Oleg Mitvol, the ministry’s deputy head of environmental inspection, told reporters in Moscow: “First, I think there will be criminal cases opened for destruction of the forest. Then we’ll look at all other issues.”
The allegation appeared to contradict efforts by other Russian authorities yesterday to reassure Japan and the European Union that work on the vast Sakhalin-2 field would continue despite a shock decision on Monday to revoke an environmental permit.
The project is the world’s largest privately funded energy venture. Shell has a 55 per cent stake, with the rest shared by the Japanese companies Mitsui and Mitsubishi.
Japan and the EU reacted sharply to withdrawal of the permit, which threatened to halt the project for at least six months in a dispute over rising costs. But Kirill Androsov, Russia’s Deputy Economy Minister, said: “I don’t see any reason to stop work on the project before the end of the technical economic assessment.”

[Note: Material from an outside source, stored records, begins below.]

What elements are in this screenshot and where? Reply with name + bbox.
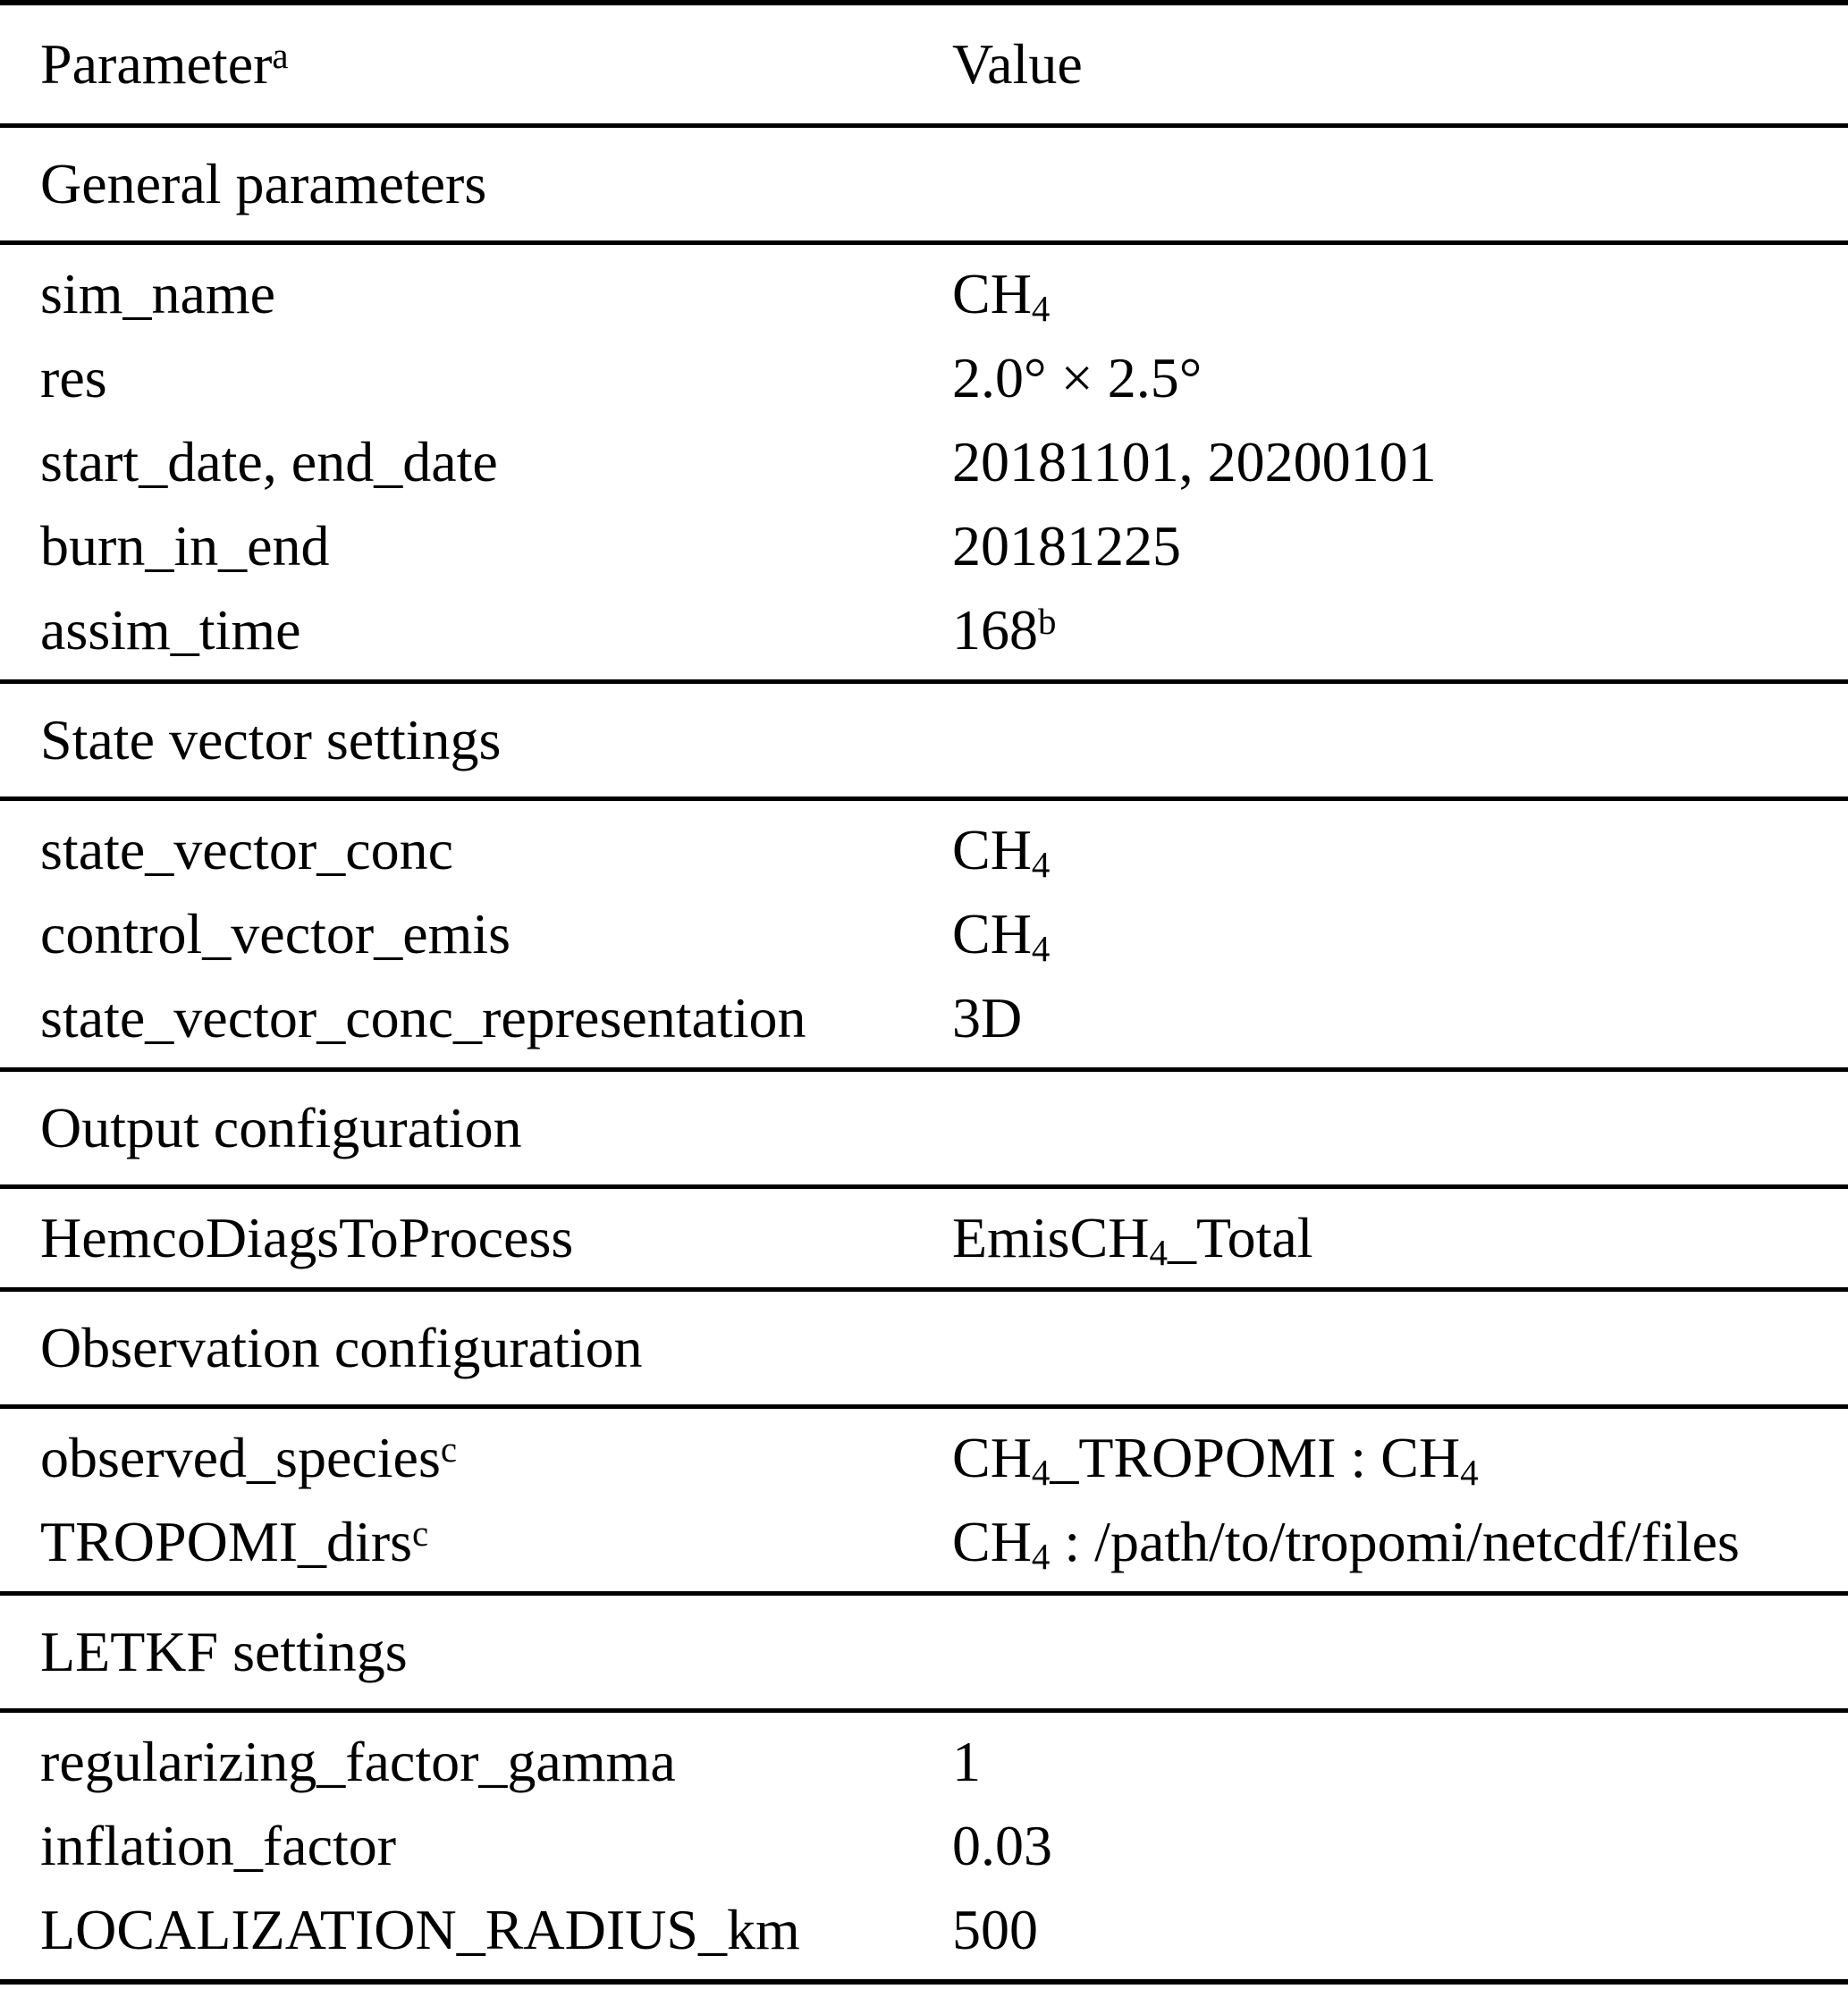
parameter-sup: c [412, 1512, 429, 1554]
parameter-cell [0, 1813, 952, 1879]
value-text: 1 [952, 1730, 981, 1793]
parameter-text: observed_species [40, 1426, 441, 1489]
value-cell [952, 1897, 1848, 1963]
value-text: 0.03 [952, 1814, 1052, 1877]
parameter-text: start_date, end_date [40, 430, 498, 493]
parameter-cell [0, 817, 952, 883]
value-sub: 4 [1149, 1232, 1168, 1273]
parameter-cell [0, 1897, 952, 1963]
section-title-output-configuration: Output configuration [40, 1096, 522, 1159]
parameter-text: state_vector_conc [40, 818, 453, 881]
value-cell [952, 429, 1848, 495]
table-row [0, 1720, 1848, 1804]
value-sup: b [1038, 600, 1057, 642]
value-cell [952, 985, 1848, 1051]
parameter-cell [0, 1425, 952, 1491]
value-text: : /path/to/tropomi/netcdf/files [1050, 1510, 1740, 1573]
section-rows [0, 1713, 1848, 1979]
parameter-text: state_vector_conc_representation [40, 986, 806, 1049]
parameter-text: assim_time [40, 598, 301, 662]
parameter-cell [0, 345, 952, 411]
table-row [0, 808, 1848, 892]
section-title-letkf-settings: LETKF settings [40, 1620, 408, 1683]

Alexander Losyukov, Russia’s Ambassador to Japan, also sought to ease tensions, saying that Moscow wanted speedy completion of the project and would respect its obligations under an agreement with the consortium. “Russia has no intention of ending or freezing the Sakhalin-2 project,” he told the Itar-Tass news agency in Tokyo. “We are interested in the project working fully and in receiving the benefits from it that we are expecting.”
Russia was furious after Shell announced that costs for the project would be $20 billion (£10.6 billion), twice last year’s estimate. Under a production- sharing agreement, the consortium is entitled to recover investment costs before sharing revenues with Russia.
Government officials have complained that the State would lose $10 billion under the revised estimate of costs. Any disruption to the project could delay Shell’s deliveries of 9.6 million tonnes a year of liquefied natural gas to Japan and Korea, due to begin in 2008.
Ivan Chernyakhovsky, a spokesman for the consortium, said that work was continuing. “As we haven’t been served any official notice, the construction continues as planned,” he said.
The dispute is widely seen as an attempt by Russia to ratchet up pressure on the consortium to provide a stake for Gazprom, its state-run gas utility.
The threat to Shell’s permit comes as the Anglo-Dutch company is struggling to reach agreement with Gazprom on an asset swap that would give the Russian group a quarter share of the Sakhalin project. Talks broke down last year after Shell doubled its estimate of production costs.